Give an example to support your answer

## True of false a number raised to a negative power is always a negative number?

# 3 Answers

false. it will only be negative if the number is negative with an odd exponent. what you're actually doing is dividing instead of multiplying. for example:

4^{2} = 16

4^{-2} = 1/16^{
}

basically, it is

x^{-}^{n} =1/x^{n}

It is false.

Take a look at why negative exponents will never be negative if the number inside is
**positive**.

Suppose we have x^{2}/x^{3}

By law of exponents, we subtract the exponents since the bases are the same.

So x^{2-3}= x^{-1}^{
}

And x*x / x*x*x = 1/x

Therefore, x^{-1} = 1/x

Only time a number to a negative exponent is negative, is when

1) Number inside is negative

2) exponent is an odd number

Statement is false. Result can be negative or positive it depends from the base and exponent.

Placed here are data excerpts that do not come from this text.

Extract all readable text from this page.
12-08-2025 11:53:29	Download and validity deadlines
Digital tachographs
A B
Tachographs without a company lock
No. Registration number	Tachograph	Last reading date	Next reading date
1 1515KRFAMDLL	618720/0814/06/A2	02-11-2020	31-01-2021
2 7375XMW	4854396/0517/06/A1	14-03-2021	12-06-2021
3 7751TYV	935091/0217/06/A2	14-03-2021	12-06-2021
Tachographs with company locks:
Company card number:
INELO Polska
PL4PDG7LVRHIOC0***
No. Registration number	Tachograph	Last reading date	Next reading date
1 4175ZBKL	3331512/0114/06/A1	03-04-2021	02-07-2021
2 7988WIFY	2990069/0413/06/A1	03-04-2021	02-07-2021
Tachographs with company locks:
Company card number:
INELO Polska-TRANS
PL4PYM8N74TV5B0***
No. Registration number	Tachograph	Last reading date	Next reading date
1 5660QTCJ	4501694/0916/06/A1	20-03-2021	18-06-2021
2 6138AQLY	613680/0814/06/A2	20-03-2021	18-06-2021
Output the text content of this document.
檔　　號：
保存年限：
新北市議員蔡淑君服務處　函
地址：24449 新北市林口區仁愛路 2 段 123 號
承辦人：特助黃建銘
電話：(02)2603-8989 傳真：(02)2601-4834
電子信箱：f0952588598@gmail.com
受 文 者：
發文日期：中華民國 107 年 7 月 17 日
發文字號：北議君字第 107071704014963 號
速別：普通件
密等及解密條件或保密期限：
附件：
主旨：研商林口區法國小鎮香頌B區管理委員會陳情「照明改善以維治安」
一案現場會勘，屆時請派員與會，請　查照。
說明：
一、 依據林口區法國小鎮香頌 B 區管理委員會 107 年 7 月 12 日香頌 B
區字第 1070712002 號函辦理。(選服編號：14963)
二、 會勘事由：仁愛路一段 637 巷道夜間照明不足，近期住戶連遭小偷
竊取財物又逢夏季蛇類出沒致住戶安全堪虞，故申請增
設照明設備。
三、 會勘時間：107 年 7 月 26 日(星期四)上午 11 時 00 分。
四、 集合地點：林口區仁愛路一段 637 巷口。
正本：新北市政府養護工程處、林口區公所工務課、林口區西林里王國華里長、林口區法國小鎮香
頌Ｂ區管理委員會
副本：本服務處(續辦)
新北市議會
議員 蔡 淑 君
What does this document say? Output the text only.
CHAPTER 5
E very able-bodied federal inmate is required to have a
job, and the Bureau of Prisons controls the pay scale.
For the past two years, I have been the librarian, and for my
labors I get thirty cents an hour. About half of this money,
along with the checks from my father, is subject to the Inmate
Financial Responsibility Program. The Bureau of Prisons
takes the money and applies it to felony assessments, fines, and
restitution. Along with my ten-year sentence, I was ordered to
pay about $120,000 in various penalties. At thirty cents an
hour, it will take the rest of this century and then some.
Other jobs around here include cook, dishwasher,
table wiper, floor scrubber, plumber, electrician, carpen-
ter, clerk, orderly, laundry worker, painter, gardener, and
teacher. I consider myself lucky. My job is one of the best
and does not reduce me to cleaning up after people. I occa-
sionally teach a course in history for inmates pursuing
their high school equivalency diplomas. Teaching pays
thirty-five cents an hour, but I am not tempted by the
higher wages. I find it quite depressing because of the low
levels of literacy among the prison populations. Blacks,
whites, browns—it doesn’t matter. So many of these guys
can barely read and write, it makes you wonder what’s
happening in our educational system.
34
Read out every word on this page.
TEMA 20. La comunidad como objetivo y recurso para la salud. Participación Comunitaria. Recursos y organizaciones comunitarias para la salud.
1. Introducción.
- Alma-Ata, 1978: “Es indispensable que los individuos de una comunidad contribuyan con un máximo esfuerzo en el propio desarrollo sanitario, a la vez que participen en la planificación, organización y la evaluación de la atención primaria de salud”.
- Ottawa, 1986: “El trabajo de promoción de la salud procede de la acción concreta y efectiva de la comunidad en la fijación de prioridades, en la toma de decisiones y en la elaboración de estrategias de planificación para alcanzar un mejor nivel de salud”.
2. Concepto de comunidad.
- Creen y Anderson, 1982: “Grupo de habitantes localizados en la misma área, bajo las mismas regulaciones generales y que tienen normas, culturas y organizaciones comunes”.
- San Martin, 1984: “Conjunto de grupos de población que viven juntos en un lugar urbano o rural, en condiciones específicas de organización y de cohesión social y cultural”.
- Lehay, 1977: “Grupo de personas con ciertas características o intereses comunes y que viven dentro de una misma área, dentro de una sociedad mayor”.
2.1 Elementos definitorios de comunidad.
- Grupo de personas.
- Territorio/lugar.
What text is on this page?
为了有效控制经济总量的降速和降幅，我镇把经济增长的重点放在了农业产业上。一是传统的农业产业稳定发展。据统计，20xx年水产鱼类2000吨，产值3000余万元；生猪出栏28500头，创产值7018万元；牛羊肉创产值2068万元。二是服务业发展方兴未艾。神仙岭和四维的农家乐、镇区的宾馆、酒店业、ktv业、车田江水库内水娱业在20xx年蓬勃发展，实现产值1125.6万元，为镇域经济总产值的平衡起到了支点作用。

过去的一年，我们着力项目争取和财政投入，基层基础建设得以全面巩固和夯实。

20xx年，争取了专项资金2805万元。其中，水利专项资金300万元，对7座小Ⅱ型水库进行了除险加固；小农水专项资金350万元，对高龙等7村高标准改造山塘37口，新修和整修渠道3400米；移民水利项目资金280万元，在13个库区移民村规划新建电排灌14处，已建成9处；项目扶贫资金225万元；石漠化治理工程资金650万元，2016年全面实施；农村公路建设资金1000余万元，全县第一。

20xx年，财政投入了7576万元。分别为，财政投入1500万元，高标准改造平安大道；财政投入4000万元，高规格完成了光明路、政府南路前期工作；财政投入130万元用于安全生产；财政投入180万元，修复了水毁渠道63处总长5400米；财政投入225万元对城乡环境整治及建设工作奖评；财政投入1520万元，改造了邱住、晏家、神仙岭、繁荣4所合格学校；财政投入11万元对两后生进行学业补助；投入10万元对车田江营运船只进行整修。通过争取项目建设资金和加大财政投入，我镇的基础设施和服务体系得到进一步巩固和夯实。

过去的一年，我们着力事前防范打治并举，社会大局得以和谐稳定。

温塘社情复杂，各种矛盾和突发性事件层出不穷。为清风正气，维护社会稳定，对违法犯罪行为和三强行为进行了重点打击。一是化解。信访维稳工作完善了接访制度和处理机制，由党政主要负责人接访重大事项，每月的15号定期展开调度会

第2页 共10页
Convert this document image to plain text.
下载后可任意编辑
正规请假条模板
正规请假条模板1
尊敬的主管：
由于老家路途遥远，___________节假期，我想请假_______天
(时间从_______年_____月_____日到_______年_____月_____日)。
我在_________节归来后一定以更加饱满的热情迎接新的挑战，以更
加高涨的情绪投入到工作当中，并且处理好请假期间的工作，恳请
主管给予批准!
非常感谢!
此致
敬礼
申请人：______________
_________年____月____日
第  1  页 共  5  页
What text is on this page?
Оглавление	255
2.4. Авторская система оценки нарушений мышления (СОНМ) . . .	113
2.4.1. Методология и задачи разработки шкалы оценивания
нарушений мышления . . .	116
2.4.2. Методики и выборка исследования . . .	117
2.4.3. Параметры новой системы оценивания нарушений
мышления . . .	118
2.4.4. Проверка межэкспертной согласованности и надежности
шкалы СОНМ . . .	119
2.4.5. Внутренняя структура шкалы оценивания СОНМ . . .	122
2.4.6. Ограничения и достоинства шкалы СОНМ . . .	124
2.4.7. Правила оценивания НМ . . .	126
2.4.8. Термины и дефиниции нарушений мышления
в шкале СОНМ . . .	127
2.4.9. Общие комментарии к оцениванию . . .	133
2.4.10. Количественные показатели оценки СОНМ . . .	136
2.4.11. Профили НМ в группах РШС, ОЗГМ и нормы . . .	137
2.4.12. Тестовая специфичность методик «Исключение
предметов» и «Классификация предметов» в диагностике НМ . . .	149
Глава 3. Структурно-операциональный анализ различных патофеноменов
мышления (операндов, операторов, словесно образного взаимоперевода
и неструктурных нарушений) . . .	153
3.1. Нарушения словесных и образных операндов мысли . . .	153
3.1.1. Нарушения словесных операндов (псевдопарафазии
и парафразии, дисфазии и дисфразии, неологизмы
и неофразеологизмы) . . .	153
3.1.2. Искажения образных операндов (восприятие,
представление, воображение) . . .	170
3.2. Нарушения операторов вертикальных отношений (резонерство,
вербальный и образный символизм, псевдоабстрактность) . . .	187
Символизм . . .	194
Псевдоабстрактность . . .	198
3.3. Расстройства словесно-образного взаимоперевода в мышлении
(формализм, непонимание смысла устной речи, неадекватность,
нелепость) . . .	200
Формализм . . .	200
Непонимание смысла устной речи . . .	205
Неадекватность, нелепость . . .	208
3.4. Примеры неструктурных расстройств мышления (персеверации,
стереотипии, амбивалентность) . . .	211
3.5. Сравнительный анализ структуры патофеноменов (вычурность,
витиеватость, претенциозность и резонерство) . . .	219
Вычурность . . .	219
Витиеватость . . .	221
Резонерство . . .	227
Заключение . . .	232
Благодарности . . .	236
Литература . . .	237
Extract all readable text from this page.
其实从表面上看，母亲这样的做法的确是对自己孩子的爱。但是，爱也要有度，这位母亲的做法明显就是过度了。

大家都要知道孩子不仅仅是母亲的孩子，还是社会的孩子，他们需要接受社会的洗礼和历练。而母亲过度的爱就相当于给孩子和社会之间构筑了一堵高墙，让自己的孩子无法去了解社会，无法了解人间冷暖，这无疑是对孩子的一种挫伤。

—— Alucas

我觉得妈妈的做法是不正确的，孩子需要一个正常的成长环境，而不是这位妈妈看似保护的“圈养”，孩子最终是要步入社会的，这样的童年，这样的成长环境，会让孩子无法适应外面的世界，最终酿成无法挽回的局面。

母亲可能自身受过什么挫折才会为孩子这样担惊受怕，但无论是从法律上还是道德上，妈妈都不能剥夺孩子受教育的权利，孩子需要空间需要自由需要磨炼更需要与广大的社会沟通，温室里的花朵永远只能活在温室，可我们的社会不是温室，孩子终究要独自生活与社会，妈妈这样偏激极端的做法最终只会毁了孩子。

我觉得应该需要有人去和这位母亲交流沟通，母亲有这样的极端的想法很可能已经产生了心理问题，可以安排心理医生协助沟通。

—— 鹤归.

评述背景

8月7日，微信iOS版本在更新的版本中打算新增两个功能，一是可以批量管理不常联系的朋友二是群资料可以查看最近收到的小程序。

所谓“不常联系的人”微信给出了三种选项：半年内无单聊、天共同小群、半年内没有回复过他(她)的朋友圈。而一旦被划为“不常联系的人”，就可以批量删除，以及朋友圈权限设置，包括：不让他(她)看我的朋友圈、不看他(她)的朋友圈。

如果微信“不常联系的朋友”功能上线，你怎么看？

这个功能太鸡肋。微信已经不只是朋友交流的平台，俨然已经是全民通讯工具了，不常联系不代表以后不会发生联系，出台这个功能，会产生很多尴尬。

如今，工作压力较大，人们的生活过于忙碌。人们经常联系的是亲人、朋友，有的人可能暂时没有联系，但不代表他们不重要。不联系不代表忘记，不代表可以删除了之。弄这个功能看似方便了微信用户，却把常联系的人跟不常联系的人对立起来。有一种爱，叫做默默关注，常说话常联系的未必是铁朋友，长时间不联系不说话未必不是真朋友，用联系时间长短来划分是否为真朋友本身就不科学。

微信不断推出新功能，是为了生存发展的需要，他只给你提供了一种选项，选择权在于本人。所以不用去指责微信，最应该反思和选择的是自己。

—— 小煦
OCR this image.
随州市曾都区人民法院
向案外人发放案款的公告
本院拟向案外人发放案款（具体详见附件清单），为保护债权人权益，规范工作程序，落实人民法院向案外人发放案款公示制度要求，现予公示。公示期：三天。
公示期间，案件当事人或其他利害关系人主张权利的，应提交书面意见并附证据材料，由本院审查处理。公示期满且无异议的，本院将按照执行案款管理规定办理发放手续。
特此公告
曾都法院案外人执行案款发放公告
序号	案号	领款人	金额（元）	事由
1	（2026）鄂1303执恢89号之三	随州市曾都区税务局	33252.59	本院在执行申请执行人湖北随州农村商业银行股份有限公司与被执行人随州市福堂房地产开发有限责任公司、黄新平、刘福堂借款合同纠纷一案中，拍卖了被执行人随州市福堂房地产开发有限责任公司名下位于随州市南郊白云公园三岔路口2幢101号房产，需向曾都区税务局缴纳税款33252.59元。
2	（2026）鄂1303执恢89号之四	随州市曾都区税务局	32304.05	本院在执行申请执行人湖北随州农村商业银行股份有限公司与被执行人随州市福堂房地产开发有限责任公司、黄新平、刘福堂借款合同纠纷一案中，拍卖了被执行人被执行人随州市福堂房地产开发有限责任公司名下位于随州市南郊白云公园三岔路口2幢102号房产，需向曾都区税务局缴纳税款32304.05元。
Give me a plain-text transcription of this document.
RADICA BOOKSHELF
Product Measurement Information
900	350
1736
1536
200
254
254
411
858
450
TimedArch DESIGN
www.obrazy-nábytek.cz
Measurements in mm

If base is negative number, there are two possibilities:

- result is negative, if exponent is odd number; (-2)^{-3} = 1/(-2)^{3} = - (1/8)

- result is positive, if exponent is even number; (-2)^{-2} = 1/(-2)^{2} = 1/4

If base is positive number, the result is always positive:

2^{-3} = 1/2^{3} = 1/8

2^{-2} = 1/2^{2} = 1/4

Very important to remember, if exponent is negative number, that base can't be zero.